1. Field of the Invention
The present invention relates generally to transmission and storage of digital information, and more particularly to a system and method for storing and forwarding audio and/or visual information for display on demand at a remote location.
2. Description of the Related Art
Viewing of various types of video programs has become increasingly popular. Typical video programs include motion pictures, entertainment produced for television as well as education and training programs. An extremely wide variety of programs have been designed or adapted for viewing on standard television sets.
Currently electromagnetic tapes of commercial movies are copied by the tens of thousands and distributed to a variety of users such as hotels, hospitals, stores, and other businesses, which is extremely labor-intensive and expensive to maintain. For example, a hotel plays a movie on its VCR system at specified starting times, and guests of the hotel desiring to watch the particular movie merely tune in at the designated time on the predetermined channel. If the guest tunes the room television to the movie, a charge is added to the room bill.
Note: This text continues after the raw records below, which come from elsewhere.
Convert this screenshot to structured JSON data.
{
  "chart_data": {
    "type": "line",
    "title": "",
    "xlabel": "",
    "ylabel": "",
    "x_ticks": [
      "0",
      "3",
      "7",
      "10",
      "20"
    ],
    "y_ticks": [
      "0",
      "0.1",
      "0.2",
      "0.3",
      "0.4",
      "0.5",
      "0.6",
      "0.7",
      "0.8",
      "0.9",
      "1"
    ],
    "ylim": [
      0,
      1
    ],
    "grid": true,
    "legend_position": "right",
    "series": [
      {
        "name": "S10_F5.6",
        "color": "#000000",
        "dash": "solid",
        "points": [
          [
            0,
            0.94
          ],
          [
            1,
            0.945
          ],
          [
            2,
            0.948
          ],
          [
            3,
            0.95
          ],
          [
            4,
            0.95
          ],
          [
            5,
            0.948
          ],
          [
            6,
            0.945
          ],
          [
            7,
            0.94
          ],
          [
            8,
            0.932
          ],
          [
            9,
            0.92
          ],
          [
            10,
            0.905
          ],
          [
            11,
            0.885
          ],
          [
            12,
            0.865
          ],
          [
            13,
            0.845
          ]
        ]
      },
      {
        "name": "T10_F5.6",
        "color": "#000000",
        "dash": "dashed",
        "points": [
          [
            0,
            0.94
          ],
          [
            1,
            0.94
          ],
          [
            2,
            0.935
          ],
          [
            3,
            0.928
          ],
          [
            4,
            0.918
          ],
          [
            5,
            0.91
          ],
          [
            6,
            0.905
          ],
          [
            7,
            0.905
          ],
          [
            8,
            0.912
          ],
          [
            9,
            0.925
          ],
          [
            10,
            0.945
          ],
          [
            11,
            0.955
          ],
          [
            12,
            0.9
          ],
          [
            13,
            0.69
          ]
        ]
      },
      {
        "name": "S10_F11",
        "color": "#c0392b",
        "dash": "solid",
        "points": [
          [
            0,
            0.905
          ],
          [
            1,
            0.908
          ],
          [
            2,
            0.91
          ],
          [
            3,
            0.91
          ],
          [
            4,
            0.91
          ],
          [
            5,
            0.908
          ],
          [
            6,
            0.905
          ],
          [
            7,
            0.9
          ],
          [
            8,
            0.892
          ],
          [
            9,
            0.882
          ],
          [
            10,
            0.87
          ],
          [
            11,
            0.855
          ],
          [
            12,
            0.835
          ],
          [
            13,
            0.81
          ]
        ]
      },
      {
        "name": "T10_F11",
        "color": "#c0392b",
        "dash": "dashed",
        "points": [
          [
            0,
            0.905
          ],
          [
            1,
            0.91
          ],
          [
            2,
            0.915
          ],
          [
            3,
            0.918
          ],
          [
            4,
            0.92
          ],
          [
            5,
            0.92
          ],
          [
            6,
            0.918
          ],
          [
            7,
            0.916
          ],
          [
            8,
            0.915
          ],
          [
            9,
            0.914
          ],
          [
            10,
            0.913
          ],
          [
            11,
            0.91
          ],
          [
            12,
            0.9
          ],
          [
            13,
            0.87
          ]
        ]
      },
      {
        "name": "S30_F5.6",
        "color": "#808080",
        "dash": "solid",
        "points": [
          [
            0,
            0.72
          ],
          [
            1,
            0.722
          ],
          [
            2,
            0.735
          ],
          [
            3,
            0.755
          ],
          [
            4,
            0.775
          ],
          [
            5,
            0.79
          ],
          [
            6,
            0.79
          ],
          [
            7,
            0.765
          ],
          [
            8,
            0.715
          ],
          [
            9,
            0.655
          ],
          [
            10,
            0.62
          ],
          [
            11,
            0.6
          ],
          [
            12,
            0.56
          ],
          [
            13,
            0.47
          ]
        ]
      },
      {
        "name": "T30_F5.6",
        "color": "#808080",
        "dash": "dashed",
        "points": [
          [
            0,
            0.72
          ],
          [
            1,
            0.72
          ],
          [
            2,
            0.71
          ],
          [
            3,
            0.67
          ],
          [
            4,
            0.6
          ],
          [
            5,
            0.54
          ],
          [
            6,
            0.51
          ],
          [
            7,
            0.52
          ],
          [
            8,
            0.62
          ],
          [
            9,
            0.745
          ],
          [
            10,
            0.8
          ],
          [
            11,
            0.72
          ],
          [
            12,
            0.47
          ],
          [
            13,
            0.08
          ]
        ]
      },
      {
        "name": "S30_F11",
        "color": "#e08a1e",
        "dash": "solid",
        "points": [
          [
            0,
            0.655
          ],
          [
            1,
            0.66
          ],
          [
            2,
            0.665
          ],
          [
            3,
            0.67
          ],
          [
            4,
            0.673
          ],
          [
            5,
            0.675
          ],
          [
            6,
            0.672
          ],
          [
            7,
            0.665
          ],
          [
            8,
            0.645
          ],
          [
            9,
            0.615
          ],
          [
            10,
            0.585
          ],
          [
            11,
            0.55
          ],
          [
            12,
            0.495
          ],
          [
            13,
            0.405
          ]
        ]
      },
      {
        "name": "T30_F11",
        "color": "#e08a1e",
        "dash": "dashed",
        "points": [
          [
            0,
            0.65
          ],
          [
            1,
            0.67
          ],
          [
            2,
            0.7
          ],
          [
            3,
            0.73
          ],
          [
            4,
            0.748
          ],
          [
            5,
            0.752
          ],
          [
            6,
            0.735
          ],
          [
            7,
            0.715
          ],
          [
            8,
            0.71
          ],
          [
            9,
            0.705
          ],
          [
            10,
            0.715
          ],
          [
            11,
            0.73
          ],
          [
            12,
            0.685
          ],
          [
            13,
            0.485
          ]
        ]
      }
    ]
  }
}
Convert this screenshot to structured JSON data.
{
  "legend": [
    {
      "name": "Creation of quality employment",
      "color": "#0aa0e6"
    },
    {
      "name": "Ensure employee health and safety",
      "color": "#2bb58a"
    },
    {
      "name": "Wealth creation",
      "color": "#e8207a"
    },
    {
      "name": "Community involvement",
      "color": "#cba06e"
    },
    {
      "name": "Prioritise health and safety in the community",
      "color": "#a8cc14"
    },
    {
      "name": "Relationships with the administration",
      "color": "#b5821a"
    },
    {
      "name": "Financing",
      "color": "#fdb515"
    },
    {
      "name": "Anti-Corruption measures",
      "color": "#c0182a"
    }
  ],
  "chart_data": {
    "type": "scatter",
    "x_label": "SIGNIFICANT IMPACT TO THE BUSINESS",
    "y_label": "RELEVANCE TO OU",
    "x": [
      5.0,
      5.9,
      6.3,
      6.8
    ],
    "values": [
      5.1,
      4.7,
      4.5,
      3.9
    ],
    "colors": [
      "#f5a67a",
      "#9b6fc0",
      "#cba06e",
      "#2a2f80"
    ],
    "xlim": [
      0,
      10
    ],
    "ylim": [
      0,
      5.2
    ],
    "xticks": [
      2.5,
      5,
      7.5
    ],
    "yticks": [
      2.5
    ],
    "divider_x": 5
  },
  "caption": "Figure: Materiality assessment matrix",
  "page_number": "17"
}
The logistics of movie tape distribution severely limits the number of movies which are economically feasible to show during any particular period of time. Most hotels play an average of eight movies each month due to limited capacity. Moreover, a videotape degrades each time it is played, so the quality of the picture noticeably deteriorates toward the end of the month.
In an effort to enable hotel guests to have video on demand, some suppliers have racked together numerous (normally 32-128 decks, depending on the number of rooms at a hotel) tape decks. Obviously, such an arrangement is quite labor intensive and expensive to maintain. Each tape deck contains an electromagnetic tape copy of a different movie which the on-site system activates when a guest requests to view the particular movie on their room television. However, if a guest from another room wishes to see the same movie at some time during the movie's playback, that guest is informed that the movie selected is currently unavailable, unless the guest wishes to join the movie in progress. If the guest chooses to join the movie in progress, they are still charged the full price for the movie as if they had viewed it in its entirety.
Similarly, a couple of multi-media platforms offer some form of limited video on demand or animation in a video form from a server. Nevertheless, these platforms not only fail to provide VHS resolution quality video programs, they tend to be quite expensive and lack an external interface enabling another computer or program to control such platforms' operation. Moreover, a new user often must wait until the platform returns to a particular setting in its program before it is ready for interaction with the new user.